Other OpenAI-compatible endpoints#
The same engine: openai plus parameters.base_url pattern works for any provider whose wire protocol is OpenAI-compatible, including OpenRouter, Together.ai, Fireworks.ai, Groq, DeepSeek’s hosted API at https://api.deepseek.com/v1, TGI deployments that expose /v1/chat/completions, and llama.cpp server with --api.
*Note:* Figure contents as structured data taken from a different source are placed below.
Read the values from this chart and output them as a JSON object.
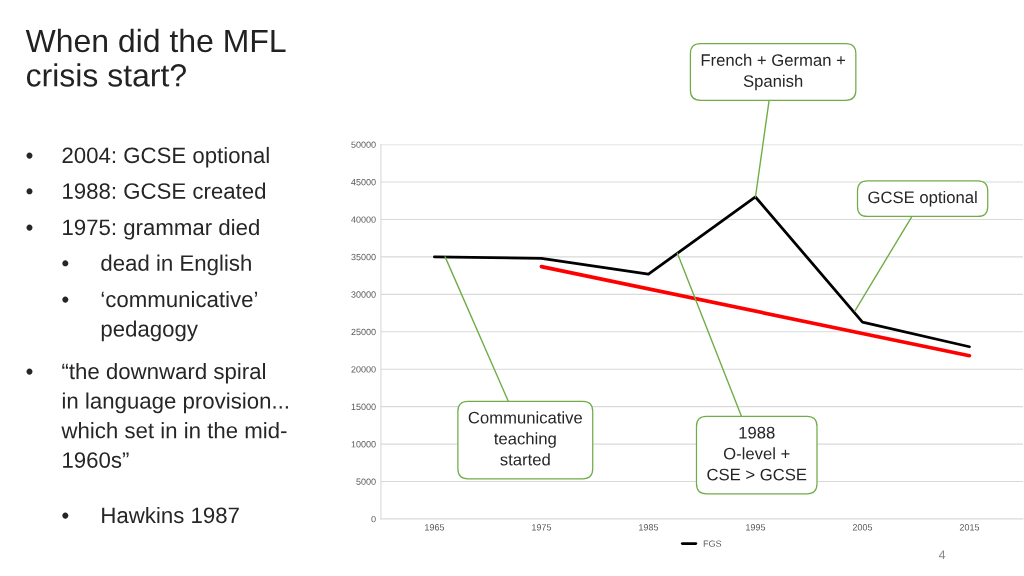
{
  "chart_data": {
    "type": "line",
    "title": "When did the MFL\ncrisis start?",
    "x": [
      1965,
      1975,
      1985,
      1995,
      2005,
      2015
    ],
    "series": [
      {
        "name": "FGS",
        "color": "#000000",
        "values": [
          35000,
          34800,
          32700,
          43000,
          26300,
          23000
        ]
      },
      {
        "type": "line",
        "color": "#ff0000",
        "x": [
          1975,
          2015
        ],
        "values": [
          33700,
          21800
        ]
      }
    ],
    "xlim": [
      1960,
      2020
    ],
    "xticks": [
      1965,
      1975,
      1985,
      1995,
      2005,
      2015
    ],
    "ylim": [
      0,
      50000
    ],
    "yticks": [
      0,
      5000,
      10000,
      15000,
      20000,
      25000,
      30000,
      35000,
      40000,
      45000,
      50000
    ],
    "grid": "y",
    "legend": "bottom",
    "marker": "none",
    "line_style": "solid",
    "annotations": [
      "• 2004: GCSE optional",
      "• 1988: GCSE created",
      "• 1975: grammar died",
      "• dead in English",
      "• ‘communicative’\npedagogy",
      "• “the downward spiral\nin language provision...\nwhich set in in the mid-\n1960s”",
      "• Hawkins 1987",
      {
        "text": "French + German +\nSpanish",
        "x": 1995,
        "y": 43000
      },
      {
        "text": "GCSE optional",
        "x": 2004.3,
        "y": 27800
      },
      {
        "text": "Communicative\nteaching\nstarted",
        "x": 1966,
        "y": 35000
      },
      {
        "text": "1988\nO-level +\nCSE > GCSE",
        "x": 1987.7,
        "y": 35500
      },
      "4"
    ]
  }
}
Provide parameters.base_url and either parameters.api_key or a top-level api_key_env_var.
Google Vertex AI#
The following example shows how to configure the Google Vertex AI model as the main application LLM:
models:
- type: main
engine: vertexai
model: gemini-1.0-pro
Note
Vertex AI’s API isn’t OpenAI-compatible, so this engine is opt-in: set NEMOGUARDRAILS_LLM_FRAMEWORK=langchain and install langchain-google-vertexai. For background, see Migrating to 0.22.
Complete Example#
The following example shows how to configure the main application LLM, embeddings model, and a dedicated NemoGuard model for input and output checking:
models:
# Main application LLM
- type: main
engine: nim
model: meta/llama-3.1-70b-instruct
parameters:
temperature: 0.7
max_tokens: 2000
# Embeddings for knowledge base
- type: embeddings
engine: FastEmbed
model: all-MiniLM-L6-v2
# Dedicated model for input checking
- type: self_check_input
engine: nim
model: nvidia/llama-3.1-nemoguard-8b-content-safety
# Dedicated model for output checking
- type: self_check_output
engine: nim
model: nvidia/llama-3.1-nemoguard-8b-content-safety
Model Parameters#
Pass additional parameters to the underlying LLM client. For engines served by the built-in client (any OpenAI-compatible endpoint), parameters are forwarded to the OpenAI-compatible HTTP request (for example, temperature, max_tokens, base_url, api_key, default_query, default_headers). For LangChain engines, parameters follow the conventions of the underlying LangChain class.
models:
- type: main
engine: openai
model: gpt-4
parameters:
temperature: 0.7
max_tokens: 1000
top_p: 0.9
Common parameters vary by provider. For built-in engines, see the OpenAI-compatible client options. For LangChain engines, refer to the corresponding LangChain provider documentation.